Die hier eingenommene Perspektive verweist auf die Möglichkeit der Politisierung und damit Instrumentalisierung „kultureller Identität“. Aus heutiger Sicht, rund 20 Jahre nachdem Huntingtons Thesen Verbreitung fanden, lässt sich konstatieren, dass „Kulturkonflikte“ bzw. Konflikte, die als kulturell interpretiert werden, weltweit eine große Rolle spielen. Huntingtons Werk kann als Element einer Politisierung aufgefasst werden und spiegelt geopolitische Interessen wider, die sich aus den politischen Umwälzungen der 1990er-Jahre ergeben.
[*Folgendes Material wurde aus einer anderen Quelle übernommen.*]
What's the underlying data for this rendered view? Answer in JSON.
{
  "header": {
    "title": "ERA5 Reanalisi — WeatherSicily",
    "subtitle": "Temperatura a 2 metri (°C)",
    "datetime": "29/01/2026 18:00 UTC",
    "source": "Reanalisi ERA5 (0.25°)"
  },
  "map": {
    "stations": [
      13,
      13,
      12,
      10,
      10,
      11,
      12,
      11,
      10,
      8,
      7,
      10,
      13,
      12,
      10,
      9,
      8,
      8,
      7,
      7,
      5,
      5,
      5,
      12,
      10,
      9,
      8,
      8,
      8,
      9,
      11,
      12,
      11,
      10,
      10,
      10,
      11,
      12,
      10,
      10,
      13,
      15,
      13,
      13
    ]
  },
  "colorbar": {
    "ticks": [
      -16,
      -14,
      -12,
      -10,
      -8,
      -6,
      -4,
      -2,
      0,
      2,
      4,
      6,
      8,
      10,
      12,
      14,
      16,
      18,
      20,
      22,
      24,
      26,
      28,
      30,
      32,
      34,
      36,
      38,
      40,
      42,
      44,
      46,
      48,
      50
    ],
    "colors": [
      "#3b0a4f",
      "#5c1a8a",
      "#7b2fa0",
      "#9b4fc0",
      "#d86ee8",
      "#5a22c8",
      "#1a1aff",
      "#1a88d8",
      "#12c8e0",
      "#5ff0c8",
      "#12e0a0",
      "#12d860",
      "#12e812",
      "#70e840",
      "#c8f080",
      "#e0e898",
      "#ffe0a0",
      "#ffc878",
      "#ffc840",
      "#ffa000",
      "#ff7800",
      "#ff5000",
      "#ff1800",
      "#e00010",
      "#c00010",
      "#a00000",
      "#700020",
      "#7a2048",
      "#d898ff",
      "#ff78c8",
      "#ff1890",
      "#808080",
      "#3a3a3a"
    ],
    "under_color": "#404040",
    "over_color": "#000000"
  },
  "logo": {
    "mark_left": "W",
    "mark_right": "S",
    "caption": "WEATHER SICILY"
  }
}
Wie auch der Politikwissenschaftlers Christoph Butterwegge konstatiert:

Daß sich (Sub)kulturen in vielfältiger Art überlappen, räumt Huntington zwar ein, aber daß sie sich regelrecht durchdringen und wechselseitig befruchten, unterschlägt er. Hier zeigen sich die Nachteile eines statischen Kulturbegriffs, wonach Zivilisationen einen Prozeß der mentalen und materiellen Ab- bzw. Ausgrenzung konstituieren. (Butterwegge 1999, S. 36).

Huntington vertauscht damit Ursache und Wirkung von Konflikten und erhebt kulturelle Unterschiede zu Konfliktauslösern, obwohl diese vor allem im Nachhinein zur Legitimation ökonomischer, politischer und sozialer Konflikte konstruiert würden. „Kultur“ sei daher nicht die „Quelle“, sondern der „Austragungsort“ von Konflikten (Butterwegge 1999, S. 38). Da kulturelle Verständigung laut Huntington unmöglich ist, bleibt als unausgesprochene Option die gewalttätige Auseinandersetzung, um die westliche Macht zu erhalten.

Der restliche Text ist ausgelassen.